3) As habilidades socioemocionais e não-cognitivas são tão ou mais importantes que o desenvolvimento da inteligência tradicional medida pelo Q.I.

4) Políticas de transferências de renda, como o Bolsa Família, ajudam a reduzir a pobreza, mas não são eficazes na promoção da mobilidade social e redução da desigualdade nas gerações seguintes.

Em resumo, Heckman sustenta que a maneira mais eficiente de diminuir a desigualdade e formar adultos que alcancem renda superior a de seus pais é investindo na formação contínua de habilidades e aptidões que são incentivadas e despertadas na primeira infância.

Pesquisas recentes publicadas sobre o Brasil parecem confirmar algumas das premissas do professor. Um estudo da World Wealth and Income Database (instituto ligado ao economista Thomas Piketty) mostra que, embora a pobreza tenha sido reduzida nos últimos 15 anos, a concentração de renda ainda continua obscena. Os 10% mais ricos tinham 54,3% da renda em 2001 e continuam tendo 55,3% em 2015.

Se formos avaliar qualitativa e quantitativamente o Brasil pelos olhos desta “teoria da primeira infância” poderíamos afirmar que estamos perdendo a oportunidade de garantir que vamos ter gerações futuras melhores. Nossos esforços públicos e privados são isolados e não têm escala suficiente para criar alguma esperança de que a condição das nossas crianças de renda mais baixa está mudando significativamente.

Sejamos, porém, otimistas. Consideremos que, a partir de agora, as políticas públicas e os investimentos privados sejam eficientemente canalizados para melhorar a situação da primeira infância, como proposto pelo professor Heckman. Sonhemos por um instante, que os recursos serão generosos e suficientes.

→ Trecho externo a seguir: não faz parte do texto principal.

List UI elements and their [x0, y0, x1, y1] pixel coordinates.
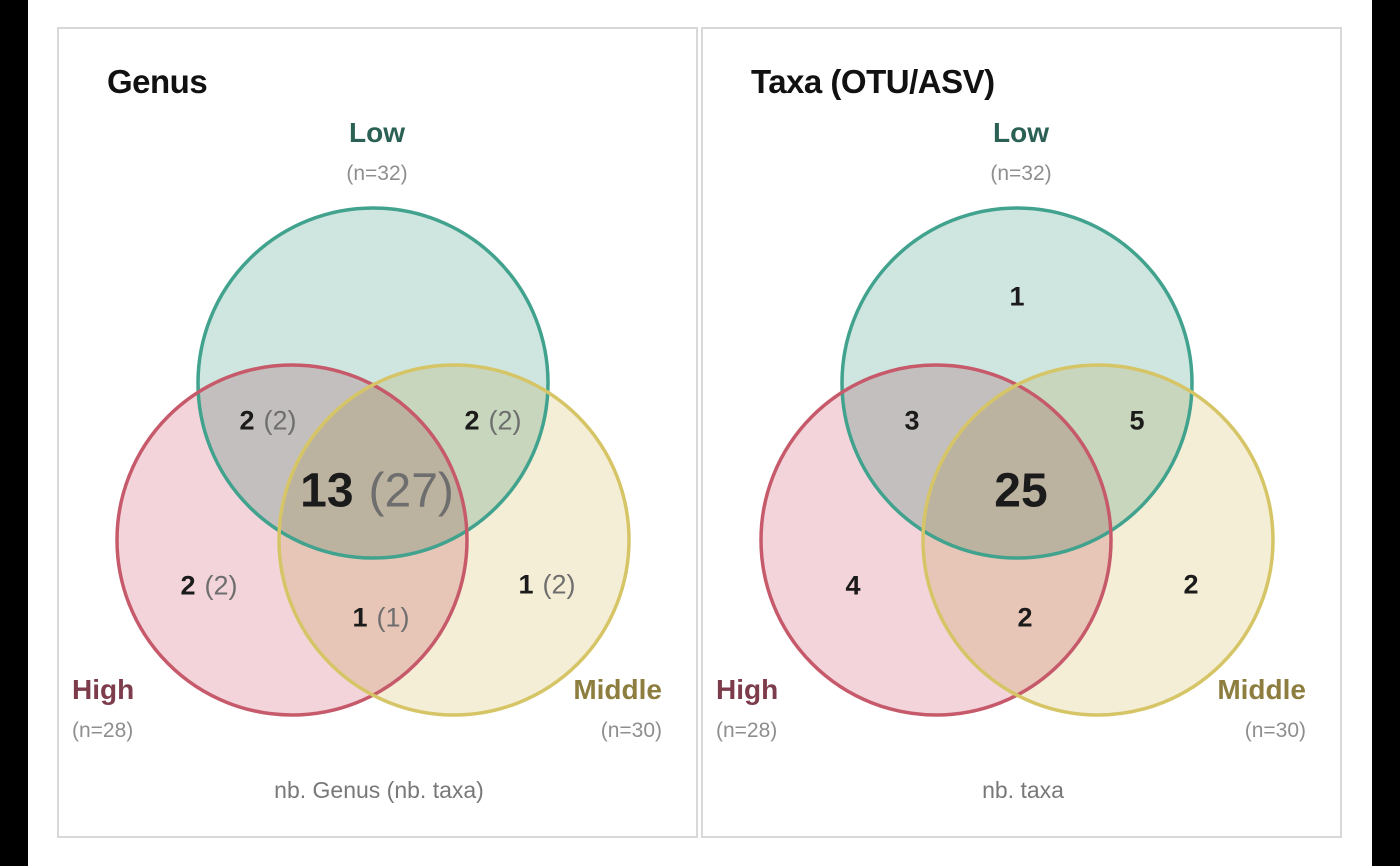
region-count-high-middle: 1 (1): [352, 603, 409, 634]
set-label-middle: Middle (n=30): [573, 674, 662, 743]
region-count-middle-only: 2: [1183, 570, 1198, 601]
set-label-high: High (n=28): [716, 674, 778, 743]
set-size-middle: (n=30): [600, 719, 662, 742]
venn-circle-low-stroke: [840, 206, 1194, 560]
region-count-center: 13 (27): [300, 464, 454, 519]
set-size-high: (n=28): [716, 719, 778, 742]
set-label-high: High (n=28): [72, 674, 134, 743]
region-count-high-only: 2 (2): [180, 571, 237, 602]
set-size-high: (n=28): [72, 719, 134, 742]
venn-diagram-taxa: [759, 206, 1275, 717]
venn-circle-high-stroke: [115, 363, 469, 717]
set-label-low: Low (n=32): [990, 117, 1051, 186]
count-main: 1: [518, 569, 534, 600]
set-size-low: (n=32): [346, 162, 408, 185]
count-main: 2: [1017, 602, 1033, 633]
count-main: 1: [1009, 281, 1025, 312]
region-count-high-low: 3: [904, 406, 919, 437]
region-count-high-low: 2 (2): [239, 406, 296, 437]
set-name-low: Low: [348, 117, 405, 148]
set-name-low: Low: [992, 117, 1049, 148]
venn-circle-middle-stroke: [277, 363, 631, 717]
region-count-low-middle: 2 (2): [464, 406, 521, 437]
axis-caption-taxa: nb. taxa: [982, 777, 1064, 803]
venn-circle-middle-stroke: [921, 363, 1275, 717]
panel-genus: Genus Low (n=32) High (n=28) Middle (n=3…: [57, 27, 698, 838]
panel-title-genus: Genus: [107, 63, 208, 100]
panel-title-taxa: Taxa (OTU/ASV): [751, 63, 995, 100]
count-main: 2: [180, 570, 196, 601]
venn-diagram-genus: [115, 206, 631, 717]
count-main: 5: [1129, 405, 1145, 436]
region-count-low-middle: 5: [1129, 406, 1144, 437]
region-count-high-middle: 2: [1017, 603, 1032, 634]
count-sub: (1): [376, 602, 410, 633]
count-sub: (2): [263, 405, 297, 436]
region-count-high-only: 4: [845, 571, 860, 602]
count-sub: (2): [204, 570, 238, 601]
set-name-middle: Middle: [573, 674, 662, 705]
set-name-middle: Middle: [1217, 674, 1306, 705]
set-label-low: Low (n=32): [346, 117, 407, 186]
set-name-high: High: [72, 674, 135, 705]
set-name-high: High: [716, 674, 779, 705]
venn-circle-low-stroke: [196, 206, 550, 560]
region-count-center: 25: [994, 464, 1047, 519]
count-main: 2: [1183, 569, 1199, 600]
set-size-low: (n=32): [990, 162, 1052, 185]
set-label-middle: Middle (n=30): [1217, 674, 1306, 743]
count-main: 2: [464, 405, 480, 436]
letterbox-left: [0, 0, 28, 866]
count-main: 4: [845, 570, 861, 601]
region-count-low-only: 1: [1009, 282, 1024, 313]
count-sub: (2): [542, 569, 576, 600]
axis-caption-genus: nb. Genus (nb. taxa): [274, 777, 484, 803]
set-size-middle: (n=30): [1244, 719, 1306, 742]
count-main: 25: [994, 464, 1048, 518]
panel-taxa: Taxa (OTU/ASV) Low (n=32) High (n=28) Mi…: [701, 27, 1342, 838]
count-main: 3: [904, 405, 920, 436]
region-count-middle-only: 1 (2): [518, 570, 575, 601]
count-sub: (2): [488, 405, 522, 436]
letterbox-right: [1372, 0, 1400, 866]
count-main: 2: [239, 405, 255, 436]
count-main: 13: [300, 464, 354, 518]
count-sub: (27): [368, 464, 454, 518]
venn-circle-high-stroke: [759, 363, 1113, 717]
count-main: 1: [352, 602, 368, 633]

Mesmo assim, pode-se dizer que o resultado levará algumas décadas para operar a metamorfose das famílias e do seu entorno, promovendo a mobilidade social e reduzindo a desigualdade.

Será que haverá tempo suficiente para preparar a geração atual e as próximas para as mudanças aceleradas no mercado de trabalho produzidas pelas inovações tecnológicas? Este é o enigma da teoria. O professor não fala da transformação tecnológica. Deveria. Com o amadurecimento da robótica, da inteligência artificial e da biotecnologia vamos conviver com um novo tipo de desigualdade: o aumento da inteligência e da capacidade intelectual através de seleções genéticas e implantes cerebrais.

Embora Heckman esteja certo em dizer que as habilidades socioemocionais e não cognitivas são importantes, nos próximos 20 a 30 anos vamos ser protagonistas de experiências desestabilizadoras nos conceitos, que hoje temos, do que é inteligência.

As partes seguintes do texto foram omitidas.